Victims of Epstein had filed a class action lawsuit against the bank last year. The bank offered a settlement of $290 million in that matter in June, which is pending a final fairness hearing. The bank did not acknowledge wrongdoing. (See our report here for the $87 million in legal fees under the settlement for the plaintiffs’ attorneys and the onerous terms for Epstein’s victims.) The second Epstein-related lawsuit against the bank, which is ongoing, was filed by the Attorney General of the U.S. Virgin Islands, where Epstein built a private island compound and engaged in sex trafficking of underage girls.
Given how much time and space media outlets in New York and London have devoted to spinning this tale about Staley (who is certainly not an innocent character by any means, but hardly the mastermind), thinking Americans must ask themselves, why is there now a total news blackouts when a new lawsuit has been filed against JPMorgan Chase with a highly credible bombshell theory of the case: that the same members of JPMorgan’s Board of Directors who brought its Chairman and CEO to power, Jamie Dimon, were also, verifiably, engaged in business with Jeffrey Epstein. (This is not the first time that a major scandal involving JPMorgan Chase has received a news blackout by mainstream media.)
This latest lawsuit brought by two pension funds that owned shares of JPMorgan Chase names both Dimon and Staley as defendants, as well as current and former members of JPMorgan Chase’s Board of Directors. It has been brought by a prominent class action law firm on behalf of shareholders of the bank.

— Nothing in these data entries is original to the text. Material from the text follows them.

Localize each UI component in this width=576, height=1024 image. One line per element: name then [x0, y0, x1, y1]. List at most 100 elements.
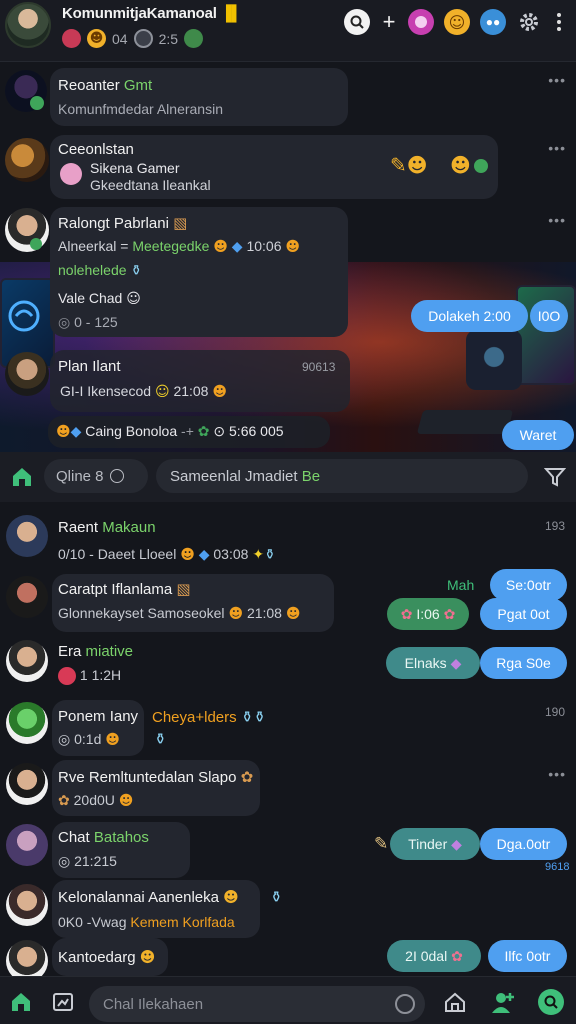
heart-icon — [62, 29, 81, 48]
chat-message: ◎ 21:215 — [58, 853, 117, 869]
chat-name: Rve Remltuntedalan Slapo ✿ — [58, 768, 254, 786]
avatar[interactable] — [6, 515, 48, 557]
chat-label: Mah — [447, 577, 475, 593]
reaction-button[interactable]: Tinder ◆ — [390, 828, 480, 860]
group-subtitle: ☻ 04 2:5 — [62, 29, 204, 48]
reply-button[interactable]: Pgat 0ot — [480, 598, 567, 630]
avatar[interactable] — [6, 763, 48, 805]
group-title[interactable]: KomunmitjaKamanoal ▐▌ — [62, 5, 242, 22]
online-badge — [30, 96, 44, 110]
search-button[interactable] — [344, 9, 370, 35]
online-badge — [474, 159, 488, 173]
chat-bubble[interactable]: Rve Remltuntedalan Slapo ✿ ✿ 20d0U ☻ — [52, 760, 260, 816]
chat-name: Kantoedarg ☻ — [58, 948, 156, 966]
home-icon[interactable] — [10, 465, 34, 489]
chat-tag: Cheya+lders ⚱⚱ — [152, 709, 266, 726]
chat-bubble[interactable]: Plan Ilant 90613 GI-I Ikensecod ☺ 21:08 … — [50, 350, 350, 412]
chat-time: 90613 — [302, 360, 336, 374]
search-icon[interactable] — [538, 989, 564, 1015]
status-bubble[interactable]: ☻◆ Caing Bonoloa -+ ✿ ⊙ 5:66 005 — [48, 416, 330, 448]
emoji-button[interactable]: ☺ — [444, 9, 470, 35]
chat-time: 190 — [545, 705, 566, 719]
chat-options-icon[interactable]: ••• — [548, 212, 566, 228]
chat-bubble[interactable]: Reoanter Gmt Komunfmdedar Alneransin — [50, 68, 348, 126]
avatar[interactable] — [6, 702, 48, 744]
want-button[interactable]: Waret — [502, 420, 574, 450]
avatar[interactable] — [6, 884, 48, 926]
mask-icon[interactable]: ●● — [480, 9, 506, 35]
avatar[interactable] — [5, 352, 49, 396]
reply-button[interactable]: Se:0otr — [490, 569, 567, 601]
online-badge — [30, 238, 42, 250]
avatar[interactable] — [5, 208, 49, 252]
app-header: KomunmitjaKamanoal ▐▌ ☻ 04 2:5 + ☺ ●● — [0, 0, 576, 62]
more-menu-icon[interactable] — [552, 9, 566, 35]
group-avatar[interactable] — [5, 2, 51, 48]
media-icon[interactable] — [50, 989, 76, 1015]
sticker-button[interactable] — [408, 9, 434, 35]
chat-bubble[interactable]: Ceeonlstan Sikena Gamer Gkeedtana Ileank… — [50, 135, 498, 199]
avatar[interactable] — [6, 824, 48, 866]
chat-message: GI-I Ikensecod ☺ 21:08 ☻ — [60, 383, 227, 400]
chat-name: Caratpt Iflanlama ▧ — [58, 580, 191, 598]
filter-icon[interactable] — [543, 466, 567, 488]
chat-bubble[interactable]: Chat Batahos ◎ 21:215 — [52, 822, 190, 878]
chat-message-2: nolehelede ⚱ — [58, 262, 143, 278]
chat-bubble[interactable]: Ralongt Pabrlani ▧ Alneerkal = Meetegedk… — [50, 207, 348, 337]
chat-options-icon[interactable]: ••• — [548, 140, 566, 156]
search-bar: Qline 8 Sameenlal Jmadiet Be — [0, 452, 576, 502]
chat-time: 193 — [545, 519, 566, 533]
avatar[interactable] — [5, 138, 49, 182]
search-icon — [133, 29, 153, 48]
reply-button[interactable]: Ilfc 0otr — [488, 940, 567, 972]
gear-icon[interactable] — [516, 9, 542, 35]
chat-options-icon[interactable]: ••• — [548, 72, 566, 88]
reply-button[interactable]: Dga.0otr — [480, 828, 567, 860]
chat-message: 1 1:2H — [58, 667, 121, 686]
clear-icon — [109, 469, 124, 483]
chat-message: Komunfmdedar Alneransin — [58, 101, 223, 117]
reply-button[interactable]: Rga S0e — [480, 647, 567, 679]
reply-button[interactable]: I0O — [530, 300, 568, 332]
chat-name: Ponem Iany — [58, 708, 139, 725]
chat-bubble[interactable]: Kelonalannai Aanenleka ☻ 0K0 -Vwag Kemem… — [52, 880, 260, 938]
chat-message: 0K0 -Vwag Kemem Korlfada — [58, 914, 235, 930]
add-button[interactable]: + — [380, 9, 398, 35]
chat-options-icon[interactable]: ••• — [548, 766, 566, 782]
emoji-icon: ☻ — [450, 153, 471, 177]
alien-icon — [184, 29, 204, 48]
reaction-button[interactable]: 2I 0dal ✿ — [387, 940, 481, 972]
chat-message: ◎ 0:1d ☻ — [58, 731, 120, 748]
house-icon[interactable] — [442, 989, 468, 1015]
chat-message: Glonnekayset Samoseokel ☻ 21:08 ☻ — [58, 605, 301, 622]
chat-bubble[interactable]: Ponem Iany ◎ 0:1d ☻ — [52, 700, 144, 756]
chat-message: ✿ 20d0U ☻ — [58, 792, 134, 809]
avatar[interactable] — [6, 576, 48, 618]
chat-message: Gkeedtana Ileankal — [90, 177, 211, 193]
chat-name: Ralongt Pabrlani ▧ — [58, 214, 188, 232]
drink-icon: ⚱ — [154, 731, 167, 748]
status-text: ☻◆ Caing Bonoloa -+ ✿ ⊙ 5:66 005 — [56, 423, 284, 440]
chat-bubble[interactable]: Caratpt Iflanlama ▧ Glonnekayset Samoseo… — [52, 574, 334, 632]
message-input[interactable]: Chal Ilekahaen — [89, 986, 425, 1022]
bottom-bar: Chal Ilekahaen — [0, 976, 576, 1024]
chat-bubble[interactable]: Kantoedarg ☻ — [52, 938, 168, 976]
reaction-button[interactable]: Elnaks ◆ — [386, 647, 480, 679]
reply-button[interactable]: Dolakeh 2:00 — [411, 300, 528, 332]
chat-name: Chat Batahos — [58, 829, 149, 846]
add-friend-icon[interactable] — [490, 989, 516, 1015]
chat-name: Plan Ilant — [58, 358, 121, 375]
avatar[interactable] — [6, 640, 48, 682]
filter-pill[interactable]: Qline 8 — [44, 459, 148, 493]
drink-icon: ⚱ — [270, 889, 283, 906]
clock-icon[interactable] — [395, 994, 415, 1014]
speaker-image — [466, 330, 522, 390]
home-icon[interactable] — [8, 989, 34, 1015]
chat-name: Kelonalannai Aanenleka ☻ — [58, 888, 239, 906]
pen-icon: ✎ — [374, 834, 389, 854]
chat-name: Reoanter Gmt — [58, 77, 153, 94]
chat-name: Ceeonlstan — [58, 141, 134, 158]
reaction-button[interactable]: ✿ I:06 ✿ — [387, 598, 469, 630]
chat-time: ◎ 0 - 125 — [58, 314, 118, 330]
search-input[interactable]: Sameenlal Jmadiet Be — [156, 459, 528, 493]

The lawsuit’s theory of the case is that specific members of the Board of JPMorgan Chase “put their heads in the sand” and ignored that the bank had become a cash conduit for Jeffrey Epstein’s child sex trafficking ring because they were hoping that their own business ties to Epstein “would go unnoticed.” (We might add an attendant thesis: that Dimon takes very good care of his Board in return for them taking very good care of him.)